Linking possibly relevant Golang issue: GoogleCloudPlatform/google-cloud-go#108
/cc @frankyn
I'm not sure what's happening here, acking for now in GCS library weekly.
I did not get additional input in the weekly meeting.
@brianmhunt could you tell me more about your use-case so I can try to reproduce?
Also what is the size of a file you're trying to read?
@frankyn Of course, thanks for the follow-up.
Our function is given an array of slices of PDFs and converts that to a single PDF. An oversimplified version is something like this:
def consolidatePdf(pdfSlices):
"""Create a PDF from the given slices.
pdfSlices is an iterable of dicts of this form: { url: "gs://", range: [start, end] }
"""
newPdf = PdfWriter()
for slice in pdfSlices:
reader = PdfReader(getPdfFromGS(slice['url']))
start, end = slice['range']
pdfWriter.append(reader.getPages(start, end))
return newPdf.getBytes()
Where the getPdfFromGS performs the blob storage read. If you think it'll help I'm happy to share the code if you email me at brianmhunt at gmail.com.
I've only seen the failure occur on the very first file being read (but that doesn't mean that the problem is limited to the first file being read).
The files failing are fairly small, in the 150k range.
Thanks, I'd like to keep this discussion as much as possible through Github. So if someone else hits a similar issue they can find it later.
Is PdfReader wrapping around the google-cloud-storage package?

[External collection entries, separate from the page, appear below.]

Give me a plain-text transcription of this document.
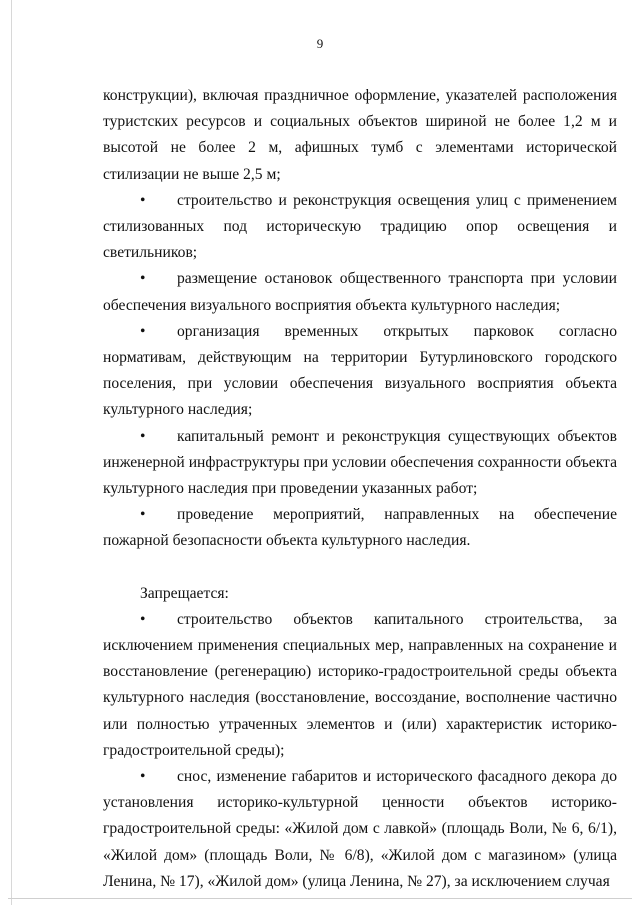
9

конструкции), включая праздничное оформление, указателей расположения туристских ресурсов и социальных объектов шириной не более 1,2 м и высотой не более 2 м, афишных тумб с элементами исторической стилизации не выше 2,5 м;

• строительство и реконструкция освещения улиц с применением стилизованных под историческую традицию опор освещения и светильников;

• размещение остановок общественного транспорта при условии обеспечения визуального восприятия объекта культурного наследия;

• организация временных открытых парковок согласно нормативам, действующим на территории Бутурлиновского городского поселения, при условии обеспечения визуального восприятия объекта культурного наследия;

• капитальный ремонт и реконструкция существующих объектов инженерной инфраструктуры при условии обеспечения сохранности объекта культурного наследия при проведении указанных работ;

• проведение мероприятий, направленных на обеспечение пожарной безопасности объекта культурного наследия.

Запрещается:

• строительство объектов капитального строительства, за исключением применения специальных мер, направленных на сохранение и восстановление (регенерацию) историко-градостроительной среды объекта культурного наследия (восстановление, воссоздание, восполнение частично или полностью утраченных элементов и (или) характеристик историко-градостроительной среды);

• снос, изменение габаритов и исторического фасадного декора до установления историко-культурной ценности объектов историко-градостроительной среды: «Жилой дом с лавкой» (площадь Воли, № 6, 6/1), «Жилой дом» (площадь Воли, № 6/8), «Жилой дом с магазином» (улица Ленина, № 17), «Жилой дом» (улица Ленина, № 27), за исключением случая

Could you share a portion of that code as well as PdfWriter?
Thanks, here's the salient bit of code that's throwing.
def generateUrlPdfBytesMap(urls):
upm = dict()
for url in urls:
bucket, path = urlToBucketPath(url)
account = path.split('/')[1]
blob = storage.bucket(bucket).get_blob(path) # 🔥
upm[url] = blob.download_as_string()
return upm
Where urlToBucketPath converts a gs:// or https:// Firebase url to the bucket, path pair per https://stackoverflow.com/questions/52064868.
It really is as simple as one could possibly imagine; I was going to put the PDF reader code in but it looks like it never gets called because the slurp (generateUrlPdfBytesMap) occurs before.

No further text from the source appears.